L’idée est séduisante : réunir des textes d’écrivains évoquant des moments passés dans des cafés. Le café y apparaît tour à tour comme simple halte pour boire un… café, comme endroit pour jouer, ou encore un lieu d’ivresse et d’abandon. Le recueil mêle auteurs célèbres et plumes moins connues, offrant un éventail de regards et d’ambiances. C’est amusant de picorer ces textes, d’observer la diversité des perspectives et des sensibilités. Mais la plupart, courts de quelques pages à peine, manquent parfois de contexte ou de profondeur. On reste un peu sur sa faim : une lecture intéressante, mais légèrement décevante dans son ensemble.
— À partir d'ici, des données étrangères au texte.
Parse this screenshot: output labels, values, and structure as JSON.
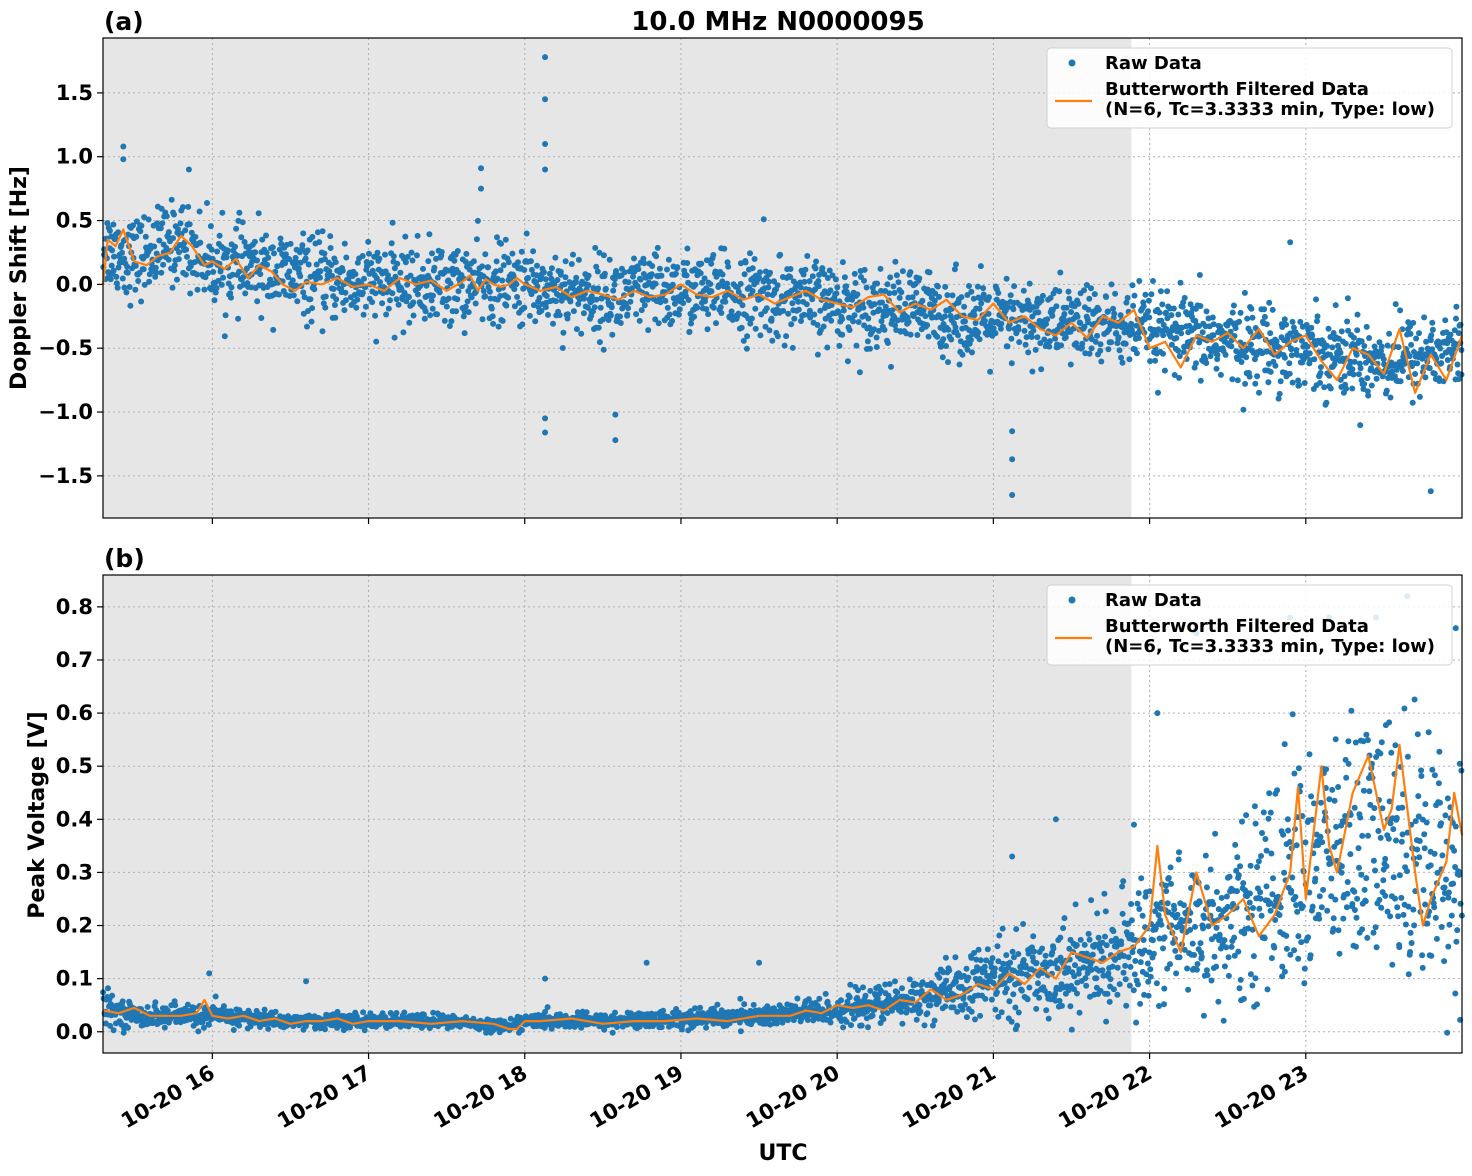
{
  "title": "10.0 MHz N0000095",
  "colors": {
    "raw": "#1f77b4",
    "filtered": "#ff7f0e",
    "night_shade": "#e6e6e6",
    "grid": "#b0b0b0"
  },
  "chart_data": [
    {
      "type": "scatter",
      "panel_label": "(a)",
      "ylabel": "Doppler Shift [Hz]",
      "xlabel": "",
      "x_ticks": [
        "10-20 16",
        "10-20 17",
        "10-20 18",
        "10-20 19",
        "10-20 20",
        "10-20 21",
        "10-20 22",
        "10-20 23"
      ],
      "x_tick_labels_visible": false,
      "xlim": [
        "15:18",
        "24:00"
      ],
      "ylim": [
        -1.83,
        1.93
      ],
      "y_ticks": [
        -1.5,
        -1.0,
        -0.5,
        0.0,
        0.5,
        1.0,
        1.5
      ],
      "y_tick_labels": [
        "−1.5",
        "−1.0",
        "−0.5",
        "0.0",
        "0.5",
        "1.0",
        "1.5"
      ],
      "grid": true,
      "legend_position": "top-right",
      "shaded_span": {
        "from": "15:18",
        "to": "21:53"
      },
      "series": [
        {
          "name": "Raw Data",
          "style": "points",
          "approx_center": [
            [
              15.3,
              0.3
            ],
            [
              15.5,
              0.2
            ],
            [
              15.8,
              0.35
            ],
            [
              16.0,
              0.15
            ],
            [
              16.3,
              0.12
            ],
            [
              16.6,
              0.05
            ],
            [
              17.0,
              0.0
            ],
            [
              17.5,
              0.0
            ],
            [
              17.8,
              0.0
            ],
            [
              18.0,
              0.0
            ],
            [
              18.5,
              -0.1
            ],
            [
              19.0,
              -0.05
            ],
            [
              19.5,
              -0.1
            ],
            [
              20.0,
              -0.15
            ],
            [
              20.5,
              -0.2
            ],
            [
              21.0,
              -0.3
            ],
            [
              21.5,
              -0.3
            ],
            [
              21.9,
              -0.35
            ],
            [
              22.5,
              -0.45
            ],
            [
              23.0,
              -0.5
            ],
            [
              23.5,
              -0.6
            ],
            [
              24.0,
              -0.5
            ]
          ],
          "approx_spread_hz": 0.35,
          "outliers": [
            [
              15.43,
              1.08
            ],
            [
              15.43,
              0.98
            ],
            [
              15.85,
              0.9
            ],
            [
              17.72,
              0.91
            ],
            [
              17.72,
              0.75
            ],
            [
              18.13,
              1.78
            ],
            [
              18.13,
              1.45
            ],
            [
              18.13,
              1.1
            ],
            [
              18.13,
              0.9
            ],
            [
              18.13,
              -1.05
            ],
            [
              18.13,
              -1.16
            ],
            [
              18.58,
              -1.02
            ],
            [
              18.58,
              -1.22
            ],
            [
              19.53,
              0.51
            ],
            [
              21.12,
              -1.15
            ],
            [
              21.12,
              -1.37
            ],
            [
              21.12,
              -1.65
            ],
            [
              23.8,
              -1.62
            ],
            [
              22.9,
              0.33
            ]
          ]
        },
        {
          "name": "Butterworth Filtered Data\n(N=6, Tc=3.3333 min, Type: low)",
          "style": "line",
          "x": [
            15.3,
            15.33,
            15.38,
            15.43,
            15.5,
            15.58,
            15.65,
            15.73,
            15.8,
            15.87,
            15.95,
            16.0,
            16.08,
            16.15,
            16.23,
            16.3,
            16.38,
            16.45,
            16.53,
            16.6,
            16.7,
            16.8,
            16.9,
            17.0,
            17.1,
            17.2,
            17.3,
            17.4,
            17.5,
            17.6,
            17.65,
            17.7,
            17.75,
            17.8,
            17.85,
            17.9,
            17.95,
            18.0,
            18.1,
            18.2,
            18.3,
            18.4,
            18.5,
            18.6,
            18.7,
            18.8,
            18.9,
            19.0,
            19.1,
            19.2,
            19.3,
            19.4,
            19.5,
            19.6,
            19.7,
            19.8,
            19.9,
            20.0,
            20.1,
            20.2,
            20.3,
            20.4,
            20.5,
            20.6,
            20.7,
            20.8,
            20.9,
            21.0,
            21.1,
            21.2,
            21.3,
            21.4,
            21.5,
            21.6,
            21.7,
            21.8,
            21.9,
            22.0,
            22.1,
            22.2,
            22.3,
            22.4,
            22.5,
            22.6,
            22.7,
            22.8,
            22.9,
            23.0,
            23.1,
            23.2,
            23.3,
            23.4,
            23.5,
            23.6,
            23.7,
            23.8,
            23.9,
            24.0
          ],
          "y": [
            0.0,
            0.35,
            0.3,
            0.43,
            0.18,
            0.15,
            0.22,
            0.25,
            0.38,
            0.3,
            0.15,
            0.18,
            0.12,
            0.2,
            0.05,
            0.15,
            0.1,
            0.0,
            -0.05,
            0.02,
            0.0,
            0.05,
            -0.02,
            0.0,
            -0.05,
            0.05,
            0.0,
            0.03,
            -0.05,
            0.02,
            0.07,
            -0.05,
            0.04,
            0.0,
            -0.02,
            0.0,
            0.05,
            0.0,
            -0.05,
            -0.02,
            -0.1,
            -0.05,
            -0.08,
            -0.12,
            -0.05,
            -0.1,
            -0.08,
            0.0,
            -0.08,
            -0.1,
            -0.05,
            -0.12,
            -0.08,
            -0.15,
            -0.1,
            -0.05,
            -0.12,
            -0.15,
            -0.18,
            -0.1,
            -0.08,
            -0.22,
            -0.15,
            -0.2,
            -0.12,
            -0.25,
            -0.28,
            -0.15,
            -0.3,
            -0.25,
            -0.35,
            -0.4,
            -0.3,
            -0.42,
            -0.25,
            -0.3,
            -0.2,
            -0.5,
            -0.45,
            -0.65,
            -0.4,
            -0.45,
            -0.38,
            -0.5,
            -0.35,
            -0.55,
            -0.45,
            -0.4,
            -0.6,
            -0.75,
            -0.5,
            -0.55,
            -0.7,
            -0.35,
            -0.85,
            -0.55,
            -0.75,
            -0.4
          ]
        }
      ]
    },
    {
      "type": "scatter",
      "panel_label": "(b)",
      "ylabel": "Peak Voltage [V]",
      "xlabel": "UTC",
      "x_ticks": [
        "10-20 16",
        "10-20 17",
        "10-20 18",
        "10-20 19",
        "10-20 20",
        "10-20 21",
        "10-20 22",
        "10-20 23"
      ],
      "x_tick_labels_visible": true,
      "xlim": [
        "15:18",
        "24:00"
      ],
      "ylim": [
        -0.04,
        0.86
      ],
      "y_ticks": [
        0.0,
        0.1,
        0.2,
        0.3,
        0.4,
        0.5,
        0.6,
        0.7,
        0.8
      ],
      "y_tick_labels": [
        "0.0",
        "0.1",
        "0.2",
        "0.3",
        "0.4",
        "0.5",
        "0.6",
        "0.7",
        "0.8"
      ],
      "grid": true,
      "legend_position": "top-right",
      "shaded_span": {
        "from": "15:18",
        "to": "21:53"
      },
      "series": [
        {
          "name": "Raw Data",
          "style": "points",
          "approx_center": [
            [
              15.3,
              0.045
            ],
            [
              15.5,
              0.03
            ],
            [
              16.0,
              0.03
            ],
            [
              16.5,
              0.02
            ],
            [
              17.0,
              0.02
            ],
            [
              17.5,
              0.02
            ],
            [
              17.9,
              0.01
            ],
            [
              18.0,
              0.02
            ],
            [
              18.5,
              0.02
            ],
            [
              19.0,
              0.025
            ],
            [
              19.5,
              0.03
            ],
            [
              20.0,
              0.04
            ],
            [
              20.5,
              0.06
            ],
            [
              20.8,
              0.08
            ],
            [
              21.0,
              0.1
            ],
            [
              21.5,
              0.12
            ],
            [
              21.9,
              0.15
            ],
            [
              22.1,
              0.2
            ],
            [
              22.5,
              0.2
            ],
            [
              22.9,
              0.3
            ],
            [
              23.1,
              0.32
            ],
            [
              23.4,
              0.35
            ],
            [
              23.7,
              0.35
            ],
            [
              24.0,
              0.3
            ]
          ],
          "approx_spread_v_rel": 0.35,
          "outliers": [
            [
              15.98,
              0.11
            ],
            [
              16.6,
              0.095
            ],
            [
              18.13,
              0.1
            ],
            [
              18.78,
              0.13
            ],
            [
              19.5,
              0.13
            ],
            [
              21.12,
              0.33
            ],
            [
              21.4,
              0.4
            ],
            [
              21.9,
              0.39
            ],
            [
              22.05,
              0.6
            ],
            [
              22.3,
              0.75
            ],
            [
              22.9,
              0.78
            ],
            [
              23.15,
              0.78
            ],
            [
              23.45,
              0.78
            ],
            [
              23.65,
              0.82
            ],
            [
              23.96,
              0.76
            ]
          ]
        },
        {
          "name": "Butterworth Filtered Data\n(N=6, Tc=3.3333 min, Type: low)",
          "style": "line",
          "x": [
            15.3,
            15.4,
            15.5,
            15.6,
            15.7,
            15.8,
            15.9,
            15.95,
            16.0,
            16.1,
            16.2,
            16.3,
            16.4,
            16.5,
            16.6,
            16.7,
            16.8,
            16.9,
            17.0,
            17.2,
            17.4,
            17.6,
            17.8,
            17.85,
            17.9,
            17.95,
            18.0,
            18.1,
            18.3,
            18.5,
            18.7,
            18.9,
            19.1,
            19.3,
            19.5,
            19.7,
            19.8,
            19.9,
            20.0,
            20.1,
            20.2,
            20.3,
            20.4,
            20.5,
            20.6,
            20.7,
            20.8,
            20.9,
            21.0,
            21.1,
            21.2,
            21.3,
            21.4,
            21.5,
            21.6,
            21.7,
            21.8,
            21.9,
            21.95,
            22.0,
            22.05,
            22.1,
            22.2,
            22.3,
            22.4,
            22.5,
            22.6,
            22.7,
            22.8,
            22.9,
            22.95,
            23.0,
            23.1,
            23.15,
            23.2,
            23.3,
            23.4,
            23.45,
            23.5,
            23.55,
            23.6,
            23.7,
            23.75,
            23.8,
            23.9,
            23.95,
            24.0
          ],
          "y": [
            0.04,
            0.035,
            0.045,
            0.03,
            0.03,
            0.03,
            0.035,
            0.06,
            0.03,
            0.025,
            0.03,
            0.02,
            0.025,
            0.015,
            0.02,
            0.02,
            0.025,
            0.015,
            0.02,
            0.02,
            0.015,
            0.02,
            0.015,
            0.01,
            0.005,
            0.005,
            0.02,
            0.02,
            0.025,
            0.015,
            0.02,
            0.02,
            0.025,
            0.02,
            0.03,
            0.03,
            0.04,
            0.035,
            0.05,
            0.045,
            0.05,
            0.04,
            0.06,
            0.055,
            0.08,
            0.06,
            0.07,
            0.09,
            0.08,
            0.11,
            0.09,
            0.12,
            0.1,
            0.15,
            0.14,
            0.13,
            0.15,
            0.16,
            0.18,
            0.2,
            0.35,
            0.22,
            0.15,
            0.3,
            0.2,
            0.22,
            0.25,
            0.18,
            0.22,
            0.3,
            0.46,
            0.25,
            0.5,
            0.35,
            0.3,
            0.45,
            0.52,
            0.45,
            0.38,
            0.42,
            0.54,
            0.3,
            0.2,
            0.25,
            0.32,
            0.45,
            0.37
          ]
        }
      ]
    }
  ]
}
“C’est dans ce monument que toute la dynastie des Barlich-Luxembourg a dû se perpétuer, certains ont dû y naître, certains s’y sont éteints, certains s’y sont aimés et j’ai honte d’avouer qu’un soir je l’ai brûlé dans notre cheminée mais il gelait très fort, les autres meubles avaient flambé depuis longtemps et le truc de Jerry qu’il appelle le programme « Luttons contre le froid» ne marche pas toujours. Ça consiste à séduire une petite grassouillette et à attendre qu’elle s’endorme pour ouvrir la fenêtre en retirant bien sûr édredon, couvertures, dans lesquels on s’enroule : il faut compter une heure pour une de ces grippes simples, une heure vingt, une heure trente si on veut une bronchite et là elle vous réchauffe pendant plus d’une semaine à trente-neuf degrés cinq. L’idée n’est pas mauvaise, disons l’idée en soi, mais c’est aléatoire. J’ai fait quelques bistrots, repéré un loukoum, il faut qu’elle soit du genre mou et enveloppant. Celle que j’avais trouvée était tout à fait ça, c’était un négatif d’anorak en kapok, je la ramène chez nous dans mon lit des Ardennes, lui fais faire le parcours complet du combattant, mais c’est moi qui m’endors, elle qui part en pestant, me traitant de minable, plus les filles se sentent moches plus elles font des problèmes, les déesses que personne n’ose même approcher sont de vraies amoureuses, elles disent « oui», elles disent « non» ou quelquefois «peut-être » mais toujours avec cette adorable élégance qu’ont les gros chiens qui savent qu’ils vous tuent quand ils veulent et vous mordillent les doigts avec délicatesse.” (Tous les bars de Zanzibar. David McNeil)

Contenu
Les habitués du café – J.K. Huysmans / Le bar des habitudes – Franz Bartelt / L’homme de gingembre – J. P. Donleavy / Tous les bars de Zanzibar – David McNeil / Dans le café de la jeunesse perdue – Patrick Modiano / L’hôtel du Nord – Eugène Dabit / Cafés de Montmartre – Léon-Paul Fargue / Le café des aveugles – Gérard de Nerval / Les fleurs bleues – Raymond Queneau / Un singe en hiver – Antoine Blondin / La grasse matinée – Jacques Prévert / Zones – Jean Rolin / Au Cabaret-Vert – Arthur Rimbaud / L’Auberge – Paul Verlaine / La curée – Emile Zola.